As the afternoon wore on, Margaret found her knees aching and her hands dry and stiff.
She helped Fiona collect the soiled laundry throughout the house and was then assigned to scrub the basement passageway leading from the servants’ entrance on one end, all the way to the men’s quarters on the other.
On her hands and knees, with a bucket of hot water heated on the stove, Margaret scrubbed a floor for the first time in her life.
Her knees throbbed against the hard stone floor, and her hands burned from the harsh soap.
She was midway down the passage when hall boy Fred came in the servants’ door with a rangy wolfhound, its wiry grey hair slick and wet.
Margaret sat back on her heels. “I’ve just washed that floor,” she grumbled.
“It’s all right,” Fred said. “Jester’s cleaner than either of us. He’s just had a swim in the pond.”
Suddenly the dog at Fred’s heel shook himself mightily, spraying muddy water all over Fred’s trouser legs and Margaret’s face and bodice.
She squeezed her eyes shut, sputtered, and groaned. “Oh, no...”
“Sorry, miss,” Fred said.
Mrs. Budgeon appeared in her doorway nearby.
“What is the matter?” She looked from Margaret, to Fred, to the dog and back again.
Surveying Margaret, her lips thinned and she sighed.
“Well, Fred, you’ve won the honor of finishing that floor.
Nora, I would tell you to bathe, but we haven’t time for all that now.
Go on up to your room and clean up as best as you can. You do have another frock, I trust?”
“Yes, ma’am. Well, one.”
“Let’s hope it suits.”
Margaret took herself up to her room and cleaned her face, neck, and hands as best she could at the washstand with her allotted bar of soap.
She had peeked inside the servants’ bathing room Mrs. Budgeon had referred to.
The small room lay at the end of a narrow side passage, past the servants’ hall.
But she had yet to use the tub it contained.
Until she figured out how to remove her stays, she would make do with sponge baths in her room.
She changed into the blue gown, eyeing her bed with longing, but forced herself back downstairs.
After the family ate their dinner, Margaret helped Mrs.
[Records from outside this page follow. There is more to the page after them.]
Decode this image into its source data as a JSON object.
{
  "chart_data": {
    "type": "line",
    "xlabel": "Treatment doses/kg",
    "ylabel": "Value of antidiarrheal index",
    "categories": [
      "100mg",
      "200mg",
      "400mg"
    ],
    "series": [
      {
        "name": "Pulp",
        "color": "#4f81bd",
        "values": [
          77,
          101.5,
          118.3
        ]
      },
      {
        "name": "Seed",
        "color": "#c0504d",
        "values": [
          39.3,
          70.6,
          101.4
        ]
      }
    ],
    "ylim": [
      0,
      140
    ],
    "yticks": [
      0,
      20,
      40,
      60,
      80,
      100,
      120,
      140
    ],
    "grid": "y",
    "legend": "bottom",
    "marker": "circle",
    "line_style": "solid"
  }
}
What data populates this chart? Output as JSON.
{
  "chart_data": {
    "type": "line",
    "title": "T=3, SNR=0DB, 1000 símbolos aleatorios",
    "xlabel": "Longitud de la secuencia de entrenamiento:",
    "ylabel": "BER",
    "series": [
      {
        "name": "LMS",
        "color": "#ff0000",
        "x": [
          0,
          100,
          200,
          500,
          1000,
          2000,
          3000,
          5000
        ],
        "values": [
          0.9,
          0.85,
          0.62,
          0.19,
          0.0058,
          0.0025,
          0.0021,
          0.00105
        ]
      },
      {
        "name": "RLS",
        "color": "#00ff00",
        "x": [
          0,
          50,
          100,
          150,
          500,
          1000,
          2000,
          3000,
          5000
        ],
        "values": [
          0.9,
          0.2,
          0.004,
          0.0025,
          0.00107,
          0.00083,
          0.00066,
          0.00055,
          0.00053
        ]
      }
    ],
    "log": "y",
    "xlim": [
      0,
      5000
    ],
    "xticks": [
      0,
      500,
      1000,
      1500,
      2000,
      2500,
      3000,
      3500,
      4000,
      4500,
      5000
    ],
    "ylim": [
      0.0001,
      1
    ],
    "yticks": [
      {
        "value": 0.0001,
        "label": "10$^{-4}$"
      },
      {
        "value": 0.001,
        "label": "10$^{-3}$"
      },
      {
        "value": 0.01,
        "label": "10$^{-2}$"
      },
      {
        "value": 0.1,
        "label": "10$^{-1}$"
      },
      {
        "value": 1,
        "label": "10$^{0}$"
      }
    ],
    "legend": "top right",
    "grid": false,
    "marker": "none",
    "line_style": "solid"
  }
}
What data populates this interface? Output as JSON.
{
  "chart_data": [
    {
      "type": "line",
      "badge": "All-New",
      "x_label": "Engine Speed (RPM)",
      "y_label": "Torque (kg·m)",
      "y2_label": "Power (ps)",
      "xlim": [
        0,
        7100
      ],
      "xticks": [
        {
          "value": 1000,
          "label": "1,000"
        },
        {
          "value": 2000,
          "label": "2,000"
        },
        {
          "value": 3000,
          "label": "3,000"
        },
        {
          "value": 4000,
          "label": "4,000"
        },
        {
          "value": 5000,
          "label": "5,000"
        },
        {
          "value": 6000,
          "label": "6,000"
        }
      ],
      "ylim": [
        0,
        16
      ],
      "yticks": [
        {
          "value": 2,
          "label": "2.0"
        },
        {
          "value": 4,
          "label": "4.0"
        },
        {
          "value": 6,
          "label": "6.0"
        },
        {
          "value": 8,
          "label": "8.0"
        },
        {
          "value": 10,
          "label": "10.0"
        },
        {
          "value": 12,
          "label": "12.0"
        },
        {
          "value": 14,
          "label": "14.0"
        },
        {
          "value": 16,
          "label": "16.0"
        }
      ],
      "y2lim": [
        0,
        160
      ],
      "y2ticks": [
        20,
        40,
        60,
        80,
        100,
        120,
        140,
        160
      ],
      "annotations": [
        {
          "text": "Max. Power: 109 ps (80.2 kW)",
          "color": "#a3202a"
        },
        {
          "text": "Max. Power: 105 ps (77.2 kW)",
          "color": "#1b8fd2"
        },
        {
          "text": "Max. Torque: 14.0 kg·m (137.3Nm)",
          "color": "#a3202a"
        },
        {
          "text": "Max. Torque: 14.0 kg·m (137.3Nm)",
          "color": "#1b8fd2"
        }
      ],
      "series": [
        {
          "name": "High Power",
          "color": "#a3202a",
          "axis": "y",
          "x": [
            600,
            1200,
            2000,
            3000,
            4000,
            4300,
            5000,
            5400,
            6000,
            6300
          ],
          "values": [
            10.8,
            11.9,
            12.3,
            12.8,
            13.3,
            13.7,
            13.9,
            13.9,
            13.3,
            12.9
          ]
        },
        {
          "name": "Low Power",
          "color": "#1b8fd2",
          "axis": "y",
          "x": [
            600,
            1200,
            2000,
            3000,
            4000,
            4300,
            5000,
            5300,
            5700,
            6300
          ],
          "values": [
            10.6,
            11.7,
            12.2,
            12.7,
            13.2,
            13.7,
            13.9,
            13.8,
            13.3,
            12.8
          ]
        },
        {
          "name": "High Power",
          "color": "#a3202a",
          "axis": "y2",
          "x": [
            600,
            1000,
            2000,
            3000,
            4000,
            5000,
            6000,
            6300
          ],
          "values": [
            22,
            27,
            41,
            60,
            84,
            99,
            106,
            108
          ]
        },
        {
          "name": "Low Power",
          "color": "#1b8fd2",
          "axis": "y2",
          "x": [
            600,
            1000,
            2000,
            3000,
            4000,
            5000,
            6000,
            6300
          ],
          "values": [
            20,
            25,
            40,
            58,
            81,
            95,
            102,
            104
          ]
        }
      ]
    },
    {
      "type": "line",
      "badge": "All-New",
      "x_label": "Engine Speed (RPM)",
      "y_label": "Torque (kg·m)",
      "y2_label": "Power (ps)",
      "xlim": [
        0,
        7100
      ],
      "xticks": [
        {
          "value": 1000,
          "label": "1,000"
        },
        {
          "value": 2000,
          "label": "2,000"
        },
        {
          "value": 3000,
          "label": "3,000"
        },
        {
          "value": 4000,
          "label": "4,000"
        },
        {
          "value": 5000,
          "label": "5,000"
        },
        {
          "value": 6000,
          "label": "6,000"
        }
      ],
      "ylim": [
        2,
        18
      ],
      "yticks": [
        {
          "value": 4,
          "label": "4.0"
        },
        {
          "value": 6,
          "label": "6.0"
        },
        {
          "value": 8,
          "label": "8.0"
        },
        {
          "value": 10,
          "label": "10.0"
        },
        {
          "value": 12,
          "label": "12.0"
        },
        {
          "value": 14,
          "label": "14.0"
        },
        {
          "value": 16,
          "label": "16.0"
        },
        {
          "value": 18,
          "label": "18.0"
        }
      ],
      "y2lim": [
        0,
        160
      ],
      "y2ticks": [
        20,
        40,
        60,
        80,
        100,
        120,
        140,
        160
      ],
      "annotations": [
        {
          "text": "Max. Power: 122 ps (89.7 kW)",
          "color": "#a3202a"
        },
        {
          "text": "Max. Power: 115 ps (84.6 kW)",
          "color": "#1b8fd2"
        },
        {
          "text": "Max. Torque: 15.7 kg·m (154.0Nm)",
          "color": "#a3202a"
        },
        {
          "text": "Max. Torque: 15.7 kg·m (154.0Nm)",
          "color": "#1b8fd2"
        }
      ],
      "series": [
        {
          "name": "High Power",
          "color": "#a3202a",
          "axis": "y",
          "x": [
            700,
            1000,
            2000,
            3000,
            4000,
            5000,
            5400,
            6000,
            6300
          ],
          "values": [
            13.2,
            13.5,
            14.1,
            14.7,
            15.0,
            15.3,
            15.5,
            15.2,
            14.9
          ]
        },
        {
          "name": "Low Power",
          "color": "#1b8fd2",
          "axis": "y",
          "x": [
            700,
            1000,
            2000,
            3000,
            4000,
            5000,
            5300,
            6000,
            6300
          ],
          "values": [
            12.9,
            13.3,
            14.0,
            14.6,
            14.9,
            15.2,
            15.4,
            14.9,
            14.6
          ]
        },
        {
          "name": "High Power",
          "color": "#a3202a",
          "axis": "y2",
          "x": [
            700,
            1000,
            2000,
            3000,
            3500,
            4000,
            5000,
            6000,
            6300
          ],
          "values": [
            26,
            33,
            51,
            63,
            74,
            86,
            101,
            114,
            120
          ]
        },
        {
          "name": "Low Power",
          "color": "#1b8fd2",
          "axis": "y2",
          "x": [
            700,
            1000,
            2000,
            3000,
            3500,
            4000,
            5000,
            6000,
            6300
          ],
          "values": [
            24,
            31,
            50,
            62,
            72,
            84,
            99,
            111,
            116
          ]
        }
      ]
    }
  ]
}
Budgeon wash the china in the storeroom adjoining her parlor. The room was fitted with a special wooden sink lined with lead for the purpose. Once dry, the housekeeper meticulously examined each piece for damage before checking it backin.
As evening darkened to night, Margaret began longing for her narrow attic bed with the most ardent zeal—though she wondered if her wobbly legs would carry her up the many stairs even one more time.
And to think she had to do it all again tomorrow!
Tears filled her eyes from fatigue and self-pity.
She would never live through another day of this, let alone three and a half months.